Yaşadıklarımdan: Ekim 2014

The North Face Cappadocia Ultra Maratonu

3 yorum

Üzerinden uzun zaman geçti. Ama hiçbir şey yazmadan da geçmek istemedim. Detaylı bir rapor da bu saatten sonra yazmak zor. Yazan arkadaşların sitelerinden okuyabilirsiniz. En azından spot bilgiler aktarayım. Aklıma gelen bir şeyler olursa arada ekleme yaparım en alta.
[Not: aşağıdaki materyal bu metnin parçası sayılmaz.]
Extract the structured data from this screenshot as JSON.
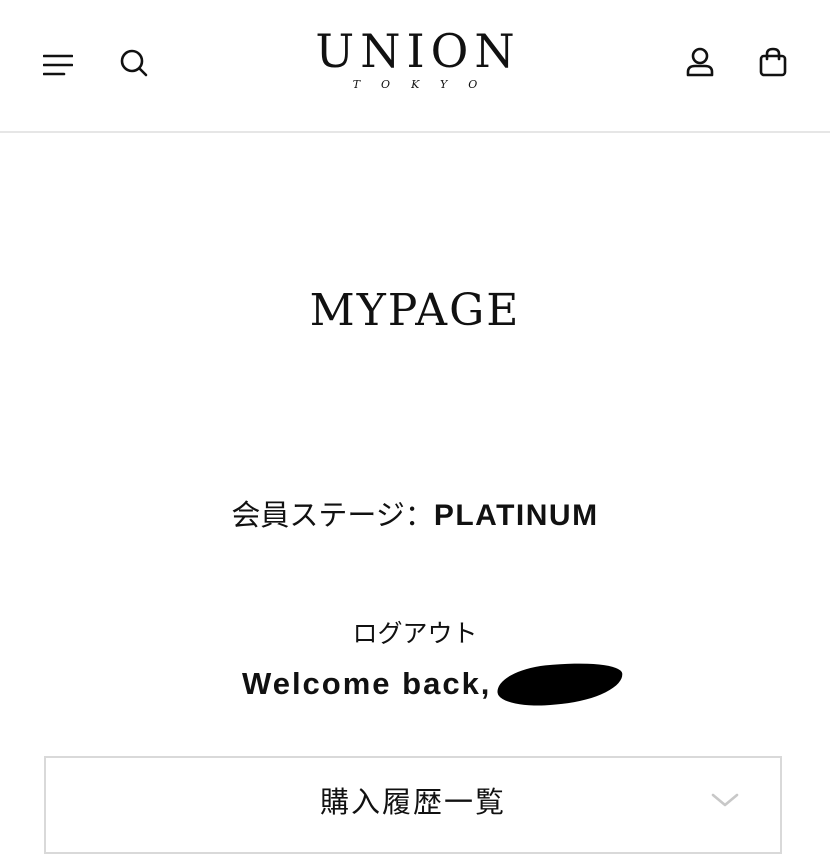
{
  "header": {
    "logo": {
      "main": "UNION",
      "sub": "TOKYO"
    },
    "icons": {
      "menu": "menu-icon",
      "search": "search-icon",
      "account": "user-icon",
      "cart": "shopping-bag-icon"
    }
  },
  "main": {
    "title": "MYPAGE",
    "member_stage": {
      "label": "会員ステージ：",
      "value": "PLATINUM"
    },
    "logout_label": "ログアウト",
    "welcome_text": "Welcome back,",
    "accordion": {
      "label": "購入履歴一覧"
    }
  },
  "colors": {
    "text": "#111111",
    "divider": "#e6e6e6",
    "border": "#d9d9d9",
    "chevron": "#c8c8c8",
    "background": "#ffffff"
  }
}
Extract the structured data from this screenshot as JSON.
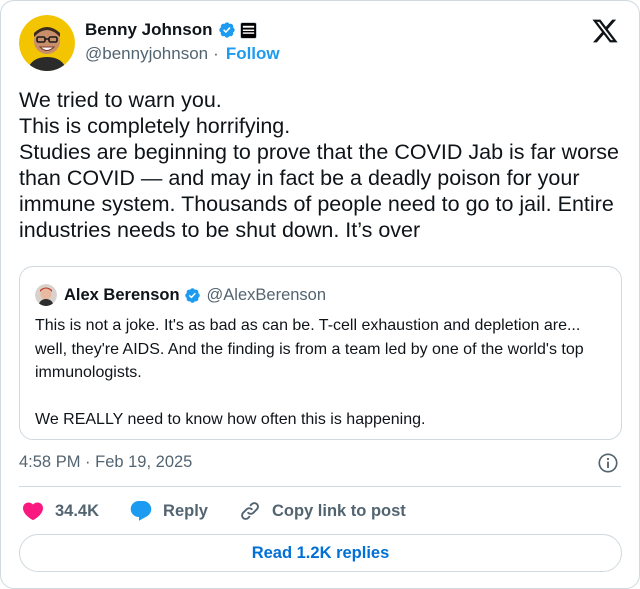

25 Ekim 2014'te, bu sene ilki düzenlenen The North Face Cappadocia Ultra Trail yarışına katıldım. İlanını görür görmez hemen kayıt yaptırdım ve hayalini kurmaya başladım. Yarış 110 km uzunluğunda ve 3400 metre toplam tırmanış yüksekliğine sahip. 22 saatlik bitirme süresi sınırı ile ülkemizdeki en zor tek etaplı yarışlardan bir tanesi.

Yarış için çok iyi olmasa da iyi bir hazırlık süreci ile hazırlandım. Bir-iki ay kala ev arama-bulma-taşıma vb. bazı sebeplerden dolayı eksik antrenmanlar yaptım. Bahar Saygılı her zamanki gibi beni sakatlamadan yarışa düzgün bir antrenman programı ile hazırlanmamı sağladı. Kendisi bu süreçte bir de dünya Ironman şampiyonasında yarışarak ülkemizi başarı ile temsil etti.

Cumartesi Pazar günleri de efsanemiz, örnek aldığımız, yolundan gitmeye çalıştığımız Bakiye Duran ve arkadaşlarım ile Çekmeköy Ormanında koştum. Buradaki parkurlarda çalışarak her türlü ultra maratona hazırlanabilirsiniz. Çeşit çok.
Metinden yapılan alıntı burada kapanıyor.